A widower whose wife of 42 years died in 2010, Williams never deviates from his twice-daily routes. Each morning, he completes a 3-mile loop near the Everett Mall. And every afternoon, he walks another 3 miles, starting and ending at his home in the View Ridge neighborhood.
His routine - “I do it in snow, ice, rain” - is a fitness regimen, but there’s more to it. Tag along, and you’ll meet his treasured friends. His daily walks are social calls. Those connections, those people he sees along the way, are as important to Williams as breathing.
“He’s a remarkable guy. He stops in to say hi every day,” said Tammee Hindman, manager of the Woodbrook Apartment Homes in Everett. The apartment office is on Williams’ morning route. “Every day he asks me a trivia question,” she said. Those questions could be about anything, perhaps some little-known fact about British royalty.
The complex is one of Williams’ “pit stops.”. There, he can use a restroom and catch TV news in a lounge in the main building. Williams once lived in a Woodbrook apartment, and he has known Hindman for years.
She cooks for him, especially during the holidays, and has repaired that hat he has worn on every walk since 2002. “She really and truly is my best friend,” Williams said.
His journeys aren’t footraces. He makes time for other friends. He starts and finishes his morning walk at the Grocery Outlet Bargain Market. Friendships there include store owners Tod and Debbie Jackson, and checker Renee Steuer.
When he’s done walking each morning, he gives Steuer his copy of The Daily Herald - which he reads at home at 4:30 a.m. “I feed him and he brings me the paper,” said Steuer, who cooks meatloaf and enchiladas for Williams.
His walks are a joy, but Williams’ disciplined routine also has meant a physical transformation. When he retired from Kompact Kar Korner, a used car business on Highway 99 in Lynnwood, Williams said he weighed 237 pounds. “As of today, I weigh 152,” he said.
He didn’t want to change his diet too much. “I still have my biscuits and gravy, just smaller portions,” said Williams, who also quit smoking.
For lunch, before his afternoon hike from home to Pecks Drive and back, he eats the same thing most days: kidney beans and butter, a chicken or turkey sandwich, and salad with Catalina dressing. “I only drink water,” he said. Sometimes, he’ll stop at the McDonald’s for hotcakes after his morning walk.
“He is somewhat of a celebrity at the McDonald’s,” said Eric Wiseman, who sent The Herald an email to let us know about the daily walker in the white hat. “He told me he has never missed a day for many years,” Wiseman said. “I toot hello every time, and get a great wave back.”
Williams is on his second trip around the globe, on foot. He keeps track, jotting down days and miles. The distance around the Earth at the equator is 24,901 miles, according to the National Geographic Society.
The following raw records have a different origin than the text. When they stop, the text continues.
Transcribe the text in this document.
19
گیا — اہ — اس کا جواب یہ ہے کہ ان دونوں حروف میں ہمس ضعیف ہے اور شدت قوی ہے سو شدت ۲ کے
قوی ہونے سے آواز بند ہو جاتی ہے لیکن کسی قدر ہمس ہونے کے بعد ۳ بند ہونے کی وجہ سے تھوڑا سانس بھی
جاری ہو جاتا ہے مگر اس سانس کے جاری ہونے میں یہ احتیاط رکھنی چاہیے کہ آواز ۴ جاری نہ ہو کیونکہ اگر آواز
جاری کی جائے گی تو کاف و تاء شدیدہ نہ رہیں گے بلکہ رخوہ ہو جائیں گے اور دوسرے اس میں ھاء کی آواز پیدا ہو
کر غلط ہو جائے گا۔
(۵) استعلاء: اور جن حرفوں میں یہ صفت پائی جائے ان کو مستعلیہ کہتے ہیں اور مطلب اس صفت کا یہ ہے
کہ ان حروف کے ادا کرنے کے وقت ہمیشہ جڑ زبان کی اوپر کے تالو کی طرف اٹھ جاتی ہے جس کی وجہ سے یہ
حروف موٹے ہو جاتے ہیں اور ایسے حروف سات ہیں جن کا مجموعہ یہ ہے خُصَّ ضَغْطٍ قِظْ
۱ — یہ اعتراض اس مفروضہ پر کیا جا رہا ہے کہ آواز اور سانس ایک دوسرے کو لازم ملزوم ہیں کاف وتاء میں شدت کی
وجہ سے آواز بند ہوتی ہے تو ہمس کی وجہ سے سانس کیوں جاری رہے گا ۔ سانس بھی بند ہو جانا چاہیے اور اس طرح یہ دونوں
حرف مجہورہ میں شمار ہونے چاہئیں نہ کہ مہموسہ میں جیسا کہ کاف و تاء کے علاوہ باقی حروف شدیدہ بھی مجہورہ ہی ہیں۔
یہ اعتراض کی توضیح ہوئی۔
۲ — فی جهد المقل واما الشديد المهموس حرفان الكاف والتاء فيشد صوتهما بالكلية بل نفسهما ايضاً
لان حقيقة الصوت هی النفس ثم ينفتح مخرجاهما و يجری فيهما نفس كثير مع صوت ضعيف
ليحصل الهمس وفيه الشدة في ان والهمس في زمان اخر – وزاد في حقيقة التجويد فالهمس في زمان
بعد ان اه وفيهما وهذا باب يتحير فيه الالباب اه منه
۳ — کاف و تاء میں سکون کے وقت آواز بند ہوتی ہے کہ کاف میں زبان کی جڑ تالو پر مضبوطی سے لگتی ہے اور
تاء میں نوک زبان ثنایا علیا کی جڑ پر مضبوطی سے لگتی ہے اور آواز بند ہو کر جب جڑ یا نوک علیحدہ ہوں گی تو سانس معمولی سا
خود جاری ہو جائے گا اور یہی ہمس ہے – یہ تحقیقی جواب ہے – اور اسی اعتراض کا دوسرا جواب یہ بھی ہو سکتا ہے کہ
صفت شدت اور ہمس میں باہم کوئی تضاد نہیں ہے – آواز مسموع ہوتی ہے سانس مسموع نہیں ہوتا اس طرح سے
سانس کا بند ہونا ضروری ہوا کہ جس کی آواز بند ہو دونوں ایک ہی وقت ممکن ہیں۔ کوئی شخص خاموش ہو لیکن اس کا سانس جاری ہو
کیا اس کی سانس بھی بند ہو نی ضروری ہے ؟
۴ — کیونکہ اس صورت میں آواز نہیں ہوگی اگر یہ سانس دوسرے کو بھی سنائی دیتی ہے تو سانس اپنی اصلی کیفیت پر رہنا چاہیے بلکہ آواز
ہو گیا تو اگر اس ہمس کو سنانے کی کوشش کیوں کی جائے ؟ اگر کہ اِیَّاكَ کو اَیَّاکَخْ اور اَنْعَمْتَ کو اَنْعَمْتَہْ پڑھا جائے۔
By the end of last week, Williams had walked more than 33,300 miles.
“What I’ve done is pretty cool. I don’t get sick,” he said. “Once I had a kidney stone removed. I sat around at the hospital for a while, but later that day I did my walk.”
He has neither a cellphone nor a computer. A fan of John Grisham and James Michener novels, he reads every night. During his walks, he thinks about old friends, or stories he has read.
Mile after mile, he doesn’t tire of familiar sights. Each day is new. And there are all those smiles, waves, honks and hugs.
“A new route never entered my mind,” Williams said.